È consigliato, ad esempio, preparare il soffritto con del vino bianco, limitare l’uso del sale e utilizzando verdure e spezie per insaporire le pietanze, sostituire i condimenti grassi con spezie e funghi, succo di limone, aceto o limone per le verdure, preferire, ove possibile, le cotture al vapore, al forno o alla piastra rispetto al fritto e preparare dolci a base di frutta (macedonie, frutti di bosco) o yogurt magro, accompagnare il secondo piatto con abbondanti verdure crude e cotte, limitare il consumo di pane ed evitare di consumare formaggi dopo il secondo piatto. Bisognerà, come scrive Francesca Noli, biologa nutrizionista “semplicemente abituarci ad assaporare bene questi alimenti, con piena consapevolezza, come se li assaggiassimo per la prima volta. Questo ci permetterà – continua – di gustare i nostri cibi preferiti al meglio, senza eccedere troppo nelle quantità”. Senza arrivare agli ironici commenti del nostro professor Niola che afferma, tra l’altro, che tutti questi consigli rappresentano “un succedaneo della festa.

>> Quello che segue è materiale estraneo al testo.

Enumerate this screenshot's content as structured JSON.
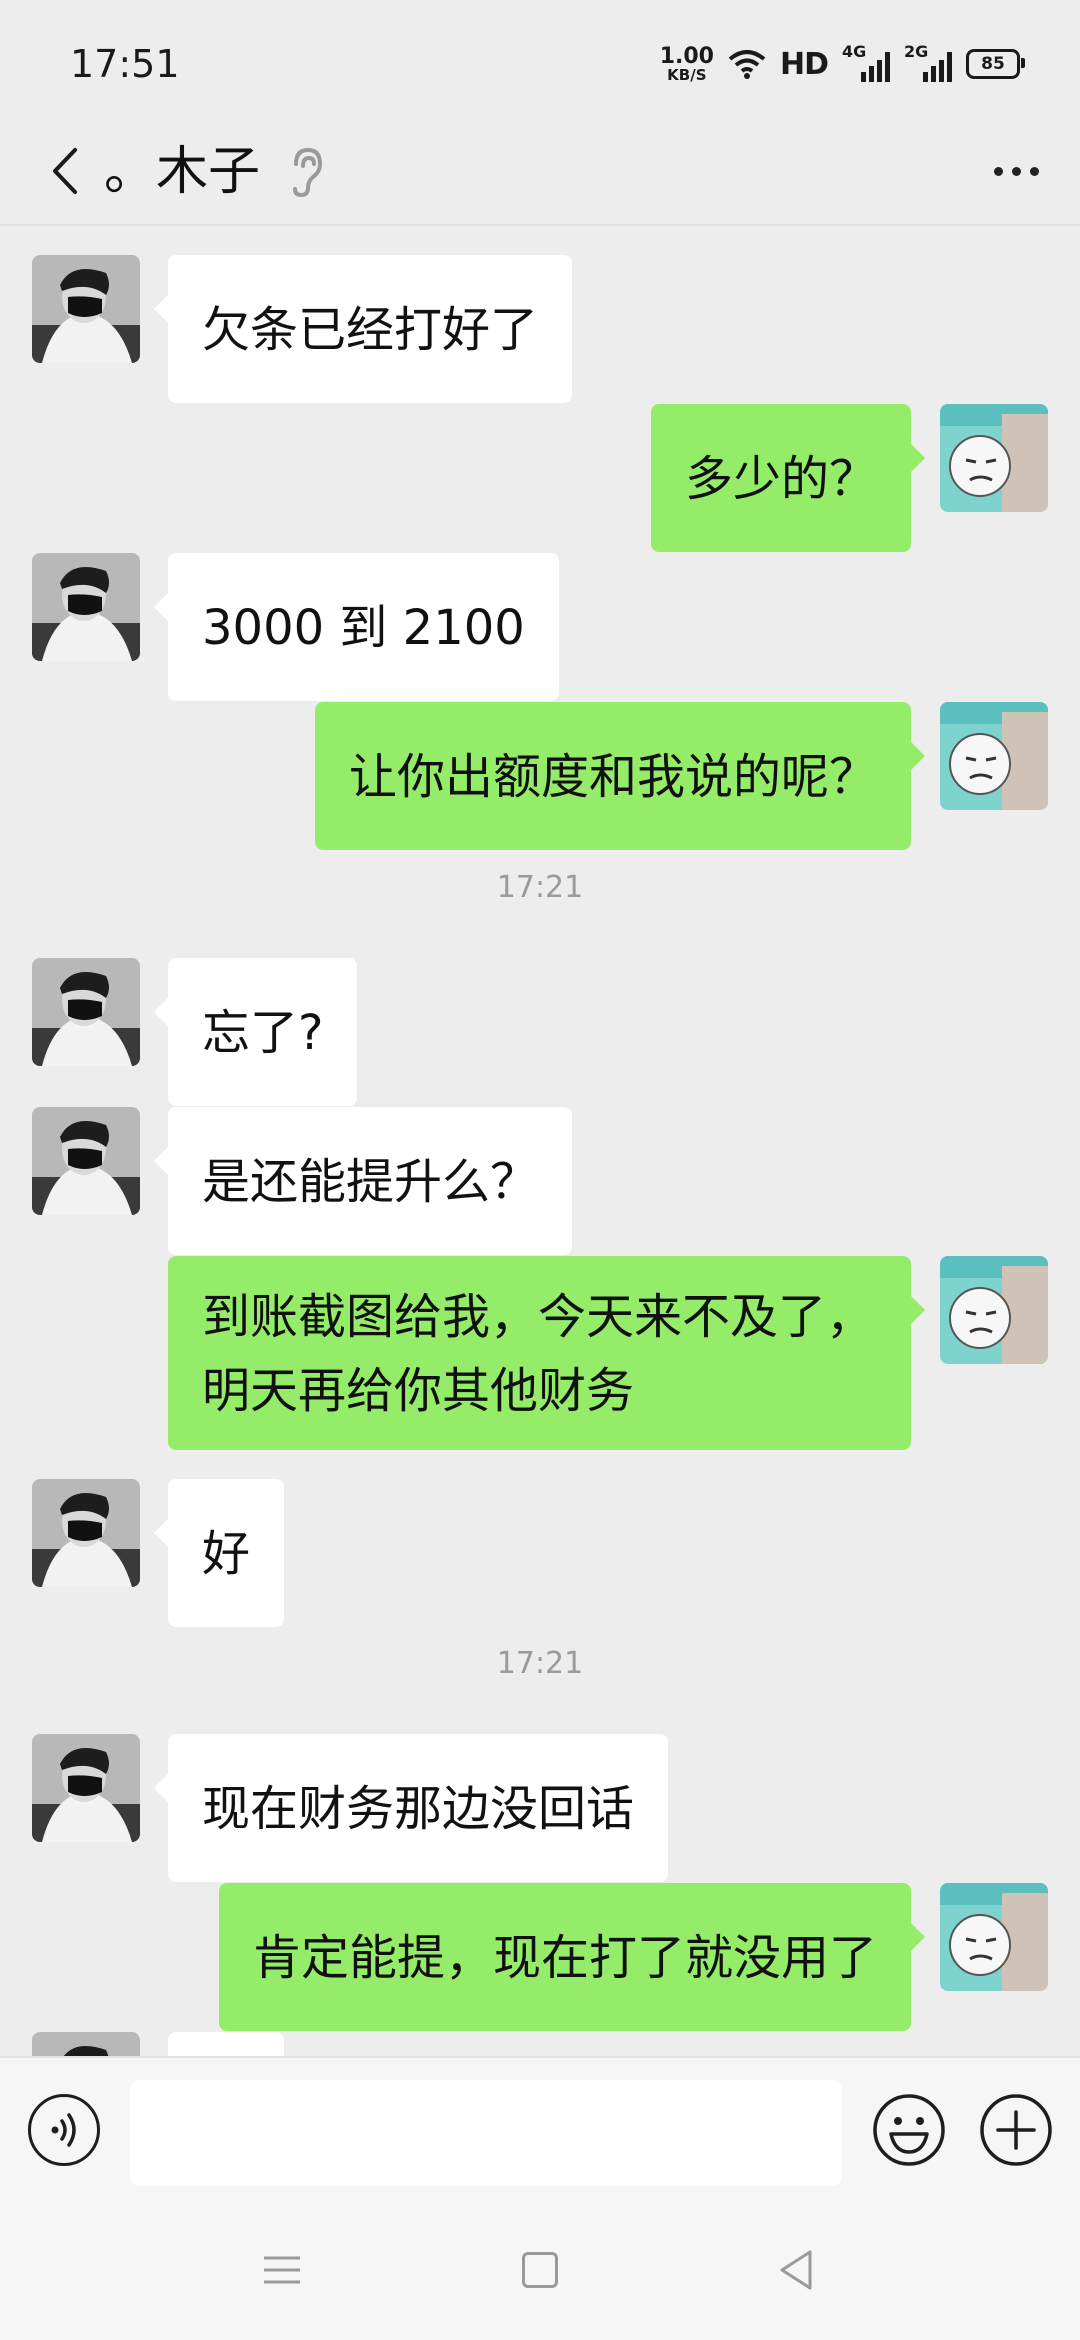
{
  "status_bar": {
    "time": "17:51",
    "speed_value": "1.00",
    "speed_unit": "KB/S",
    "hd": "HD",
    "net1": "4G",
    "net2": "2G",
    "battery": "85"
  },
  "header": {
    "title": "。木子",
    "icons": {
      "back": "chevron-left-icon",
      "ear": "ear-icon",
      "more": "more-dots-icon"
    }
  },
  "messages": [
    {
      "side": "in",
      "text": "欠条已经打好了"
    },
    {
      "side": "out",
      "text": "多少的？"
    },
    {
      "side": "in",
      "text": "3000 到 2100"
    },
    {
      "side": "out",
      "text": "让你出额度和我说的呢？"
    },
    {
      "type": "time",
      "text": "17:21"
    },
    {
      "side": "in",
      "text": "忘了?"
    },
    {
      "side": "in",
      "text": "是还能提升么？"
    },
    {
      "side": "out",
      "text": "到账截图给我，今天来不及了，明天再给你其他财务"
    },
    {
      "side": "in",
      "text": "好"
    },
    {
      "type": "time",
      "text": "17:21"
    },
    {
      "side": "in",
      "text": "现在财务那边没回话"
    },
    {
      "side": "out",
      "text": "肯定能提，现在打了就没用了"
    }
  ],
  "input_bar": {
    "text_value": "",
    "icons": {
      "voice": "voice-icon",
      "emoji": "emoji-icon",
      "plus": "plus-icon"
    }
  },
  "nav_bar": {
    "icons": {
      "menu": "menu-icon",
      "home": "home-square-icon",
      "back": "back-triangle-icon"
    }
  },
  "colors": {
    "background": "#ededed",
    "outgoing_bubble": "#95ec69",
    "incoming_bubble": "#ffffff",
    "timestamp": "#9a9a9a"
  }
}
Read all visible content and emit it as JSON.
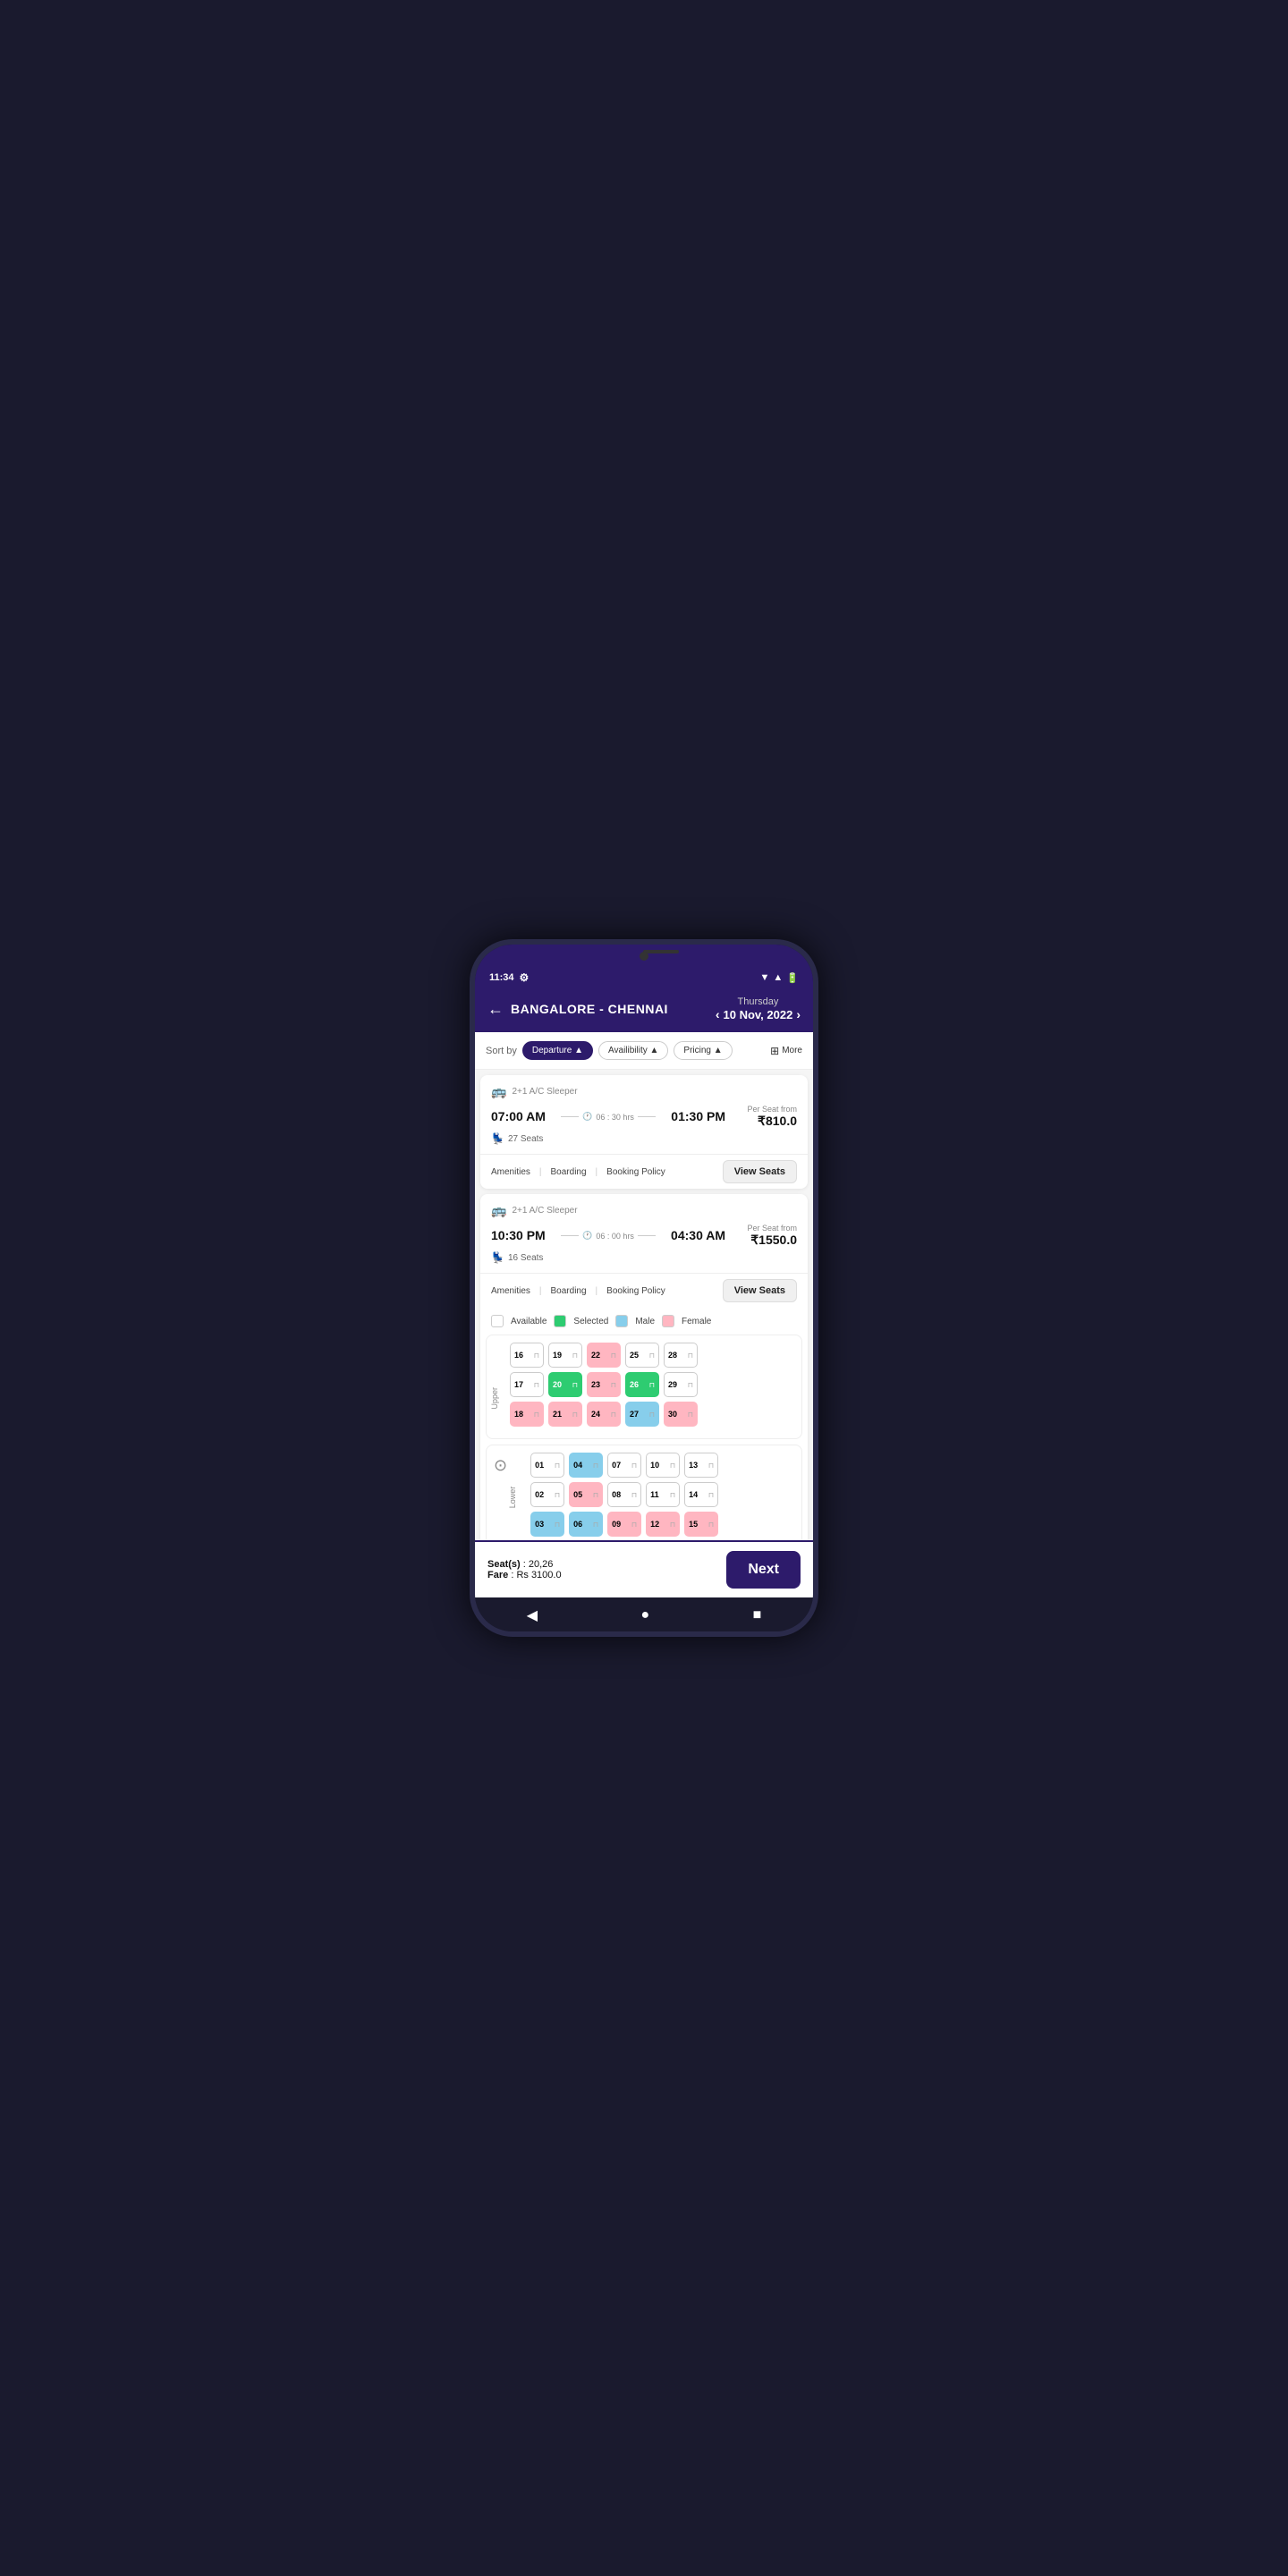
{
  "status": {
    "time": "11:34",
    "settings_icon": "⚙"
  },
  "header": {
    "back_label": "←",
    "route": "BANGALORE - CHENNAI",
    "day": "Thursday",
    "date": "10 Nov, 2022",
    "nav_prev": "‹",
    "nav_next": "›"
  },
  "sort_bar": {
    "label": "Sort by",
    "chips": [
      "Departure ▲",
      "Availibility ▲",
      "Pricing ▲"
    ],
    "more": "More",
    "active_chip": 0
  },
  "buses": [
    {
      "type": "2+1 A/C Sleeper",
      "depart": "07:00 AM",
      "arrive": "01:30 PM",
      "duration": "06 : 30 hrs",
      "seats": "27 Seats",
      "price_label": "Per Seat from",
      "price": "₹810.0",
      "actions": [
        "Amenities",
        "Boarding",
        "Booking Policy"
      ],
      "view_seats": "View Seats"
    },
    {
      "type": "2+1 A/C Sleeper",
      "depart": "10:30 PM",
      "arrive": "04:30 AM",
      "duration": "06 : 00 hrs",
      "seats": "16 Seats",
      "price_label": "Per Seat from",
      "price": "₹1550.0",
      "actions": [
        "Amenities",
        "Boarding",
        "Booking Policy"
      ],
      "view_seats": "View Seats"
    }
  ],
  "legend": {
    "available": "Available",
    "selected": "Selected",
    "male": "Male",
    "female": "Female"
  },
  "upper_deck": {
    "label": "Upper",
    "rows": [
      [
        "16",
        "19",
        "22",
        "25",
        "28"
      ],
      [
        "17",
        "20",
        "23",
        "26",
        "29"
      ],
      [
        "18",
        "21",
        "24",
        "27",
        "30"
      ]
    ],
    "seat_types": {
      "16": "available",
      "19": "available",
      "22": "female",
      "25": "available",
      "28": "available",
      "17": "available",
      "20": "selected-green",
      "23": "female",
      "26": "selected-green",
      "29": "available",
      "18": "female",
      "21": "female",
      "24": "female",
      "27": "male",
      "30": "female"
    }
  },
  "lower_deck": {
    "label": "Lower",
    "rows": [
      [
        "01",
        "04",
        "07",
        "10",
        "13"
      ],
      [
        "02",
        "05",
        "08",
        "11",
        "14"
      ],
      [
        "03",
        "06",
        "09",
        "12",
        "15"
      ]
    ],
    "seat_types": {
      "01": "available",
      "04": "male",
      "07": "available",
      "10": "available",
      "13": "available",
      "02": "available",
      "05": "female",
      "08": "available",
      "11": "available",
      "14": "available",
      "03": "male",
      "06": "male",
      "09": "female",
      "12": "female",
      "15": "female"
    }
  },
  "bottom_bar": {
    "seats_label": "Seat(s)",
    "seats_value": "20,26",
    "fare_label": "Fare",
    "fare_value": "Rs 3100.0",
    "next_button": "Next"
  },
  "nav": {
    "back": "◀",
    "home": "●",
    "square": "■"
  }
}
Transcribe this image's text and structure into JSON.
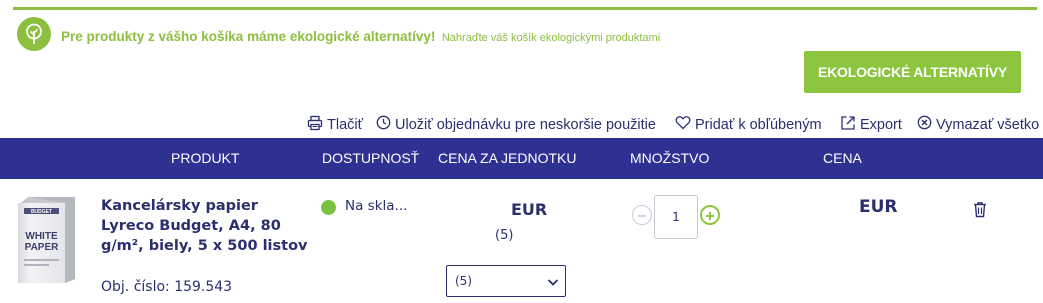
{
  "eco_banner": {
    "title": "Pre produkty z vášho košíka máme ekologické alternatívy!",
    "subtitle": "Nahraďte váš košík ekologickými produktami",
    "button_label": "EKOLOGICKÉ ALTERNATÍVY",
    "icon": "tree-icon",
    "accent_color": "#8cc63f"
  },
  "actions": {
    "print": {
      "label": "Tlačiť",
      "icon": "printer-icon"
    },
    "save": {
      "label": "Uložiť objednávku pre neskoršie použitie",
      "icon": "clock-icon"
    },
    "favorite": {
      "label": "Pridať k obľúbeným",
      "icon": "heart-icon"
    },
    "export": {
      "label": "Export",
      "icon": "export-icon"
    },
    "clear": {
      "label": "Vymazať všetko",
      "icon": "close-circle-icon"
    }
  },
  "table": {
    "header_color": "#2e3192",
    "columns": {
      "product": "PRODUKT",
      "availability": "DOSTUPNOSŤ",
      "unit_price": "CENA ZA JEDNOTKU",
      "quantity": "MNOŽSTVO",
      "price": "CENA"
    }
  },
  "item": {
    "image_text_brand": "BUDGET",
    "image_text_main_1": "WHITE",
    "image_text_main_2": "PAPER",
    "name": "Kancelársky papier Lyreco Budget, A4, 80 g/m², biely, 5 x 500 listov",
    "object_number": "Obj. číslo: 159.543",
    "availability": "Na skla...",
    "availability_color": "#7bc143",
    "unit_price": "EUR",
    "unit_count": "(5)",
    "unit_select_value": "(5)",
    "quantity": "1",
    "total_price": "EUR",
    "delete_icon": "trash-icon"
  }
}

Che ha tutto l’insapore delle cose che tentano di far fuori tradizioni ricche di storia in nome di una medicalizzazione dell’alimentazione che riduce il cibo a farmaco e la cucina a una fabbrica di malattie”, occorre dire che forse la verità come sempre sta nel mezzo. Si potrà, cioè, festeggiare, senza esagerare, assaggiare tutto quello che sarà proposto sulla ricca tavola, in quantità modiche perché bisognerà ricordare che il cibo è soprattutto un modo per esprimere e creare le relazioni sociali e che, come affermava Plutarco “noi non ci invitiamo l’un l’altro per mangiare e bere semplicemente, ma per mangiare e bere insieme”.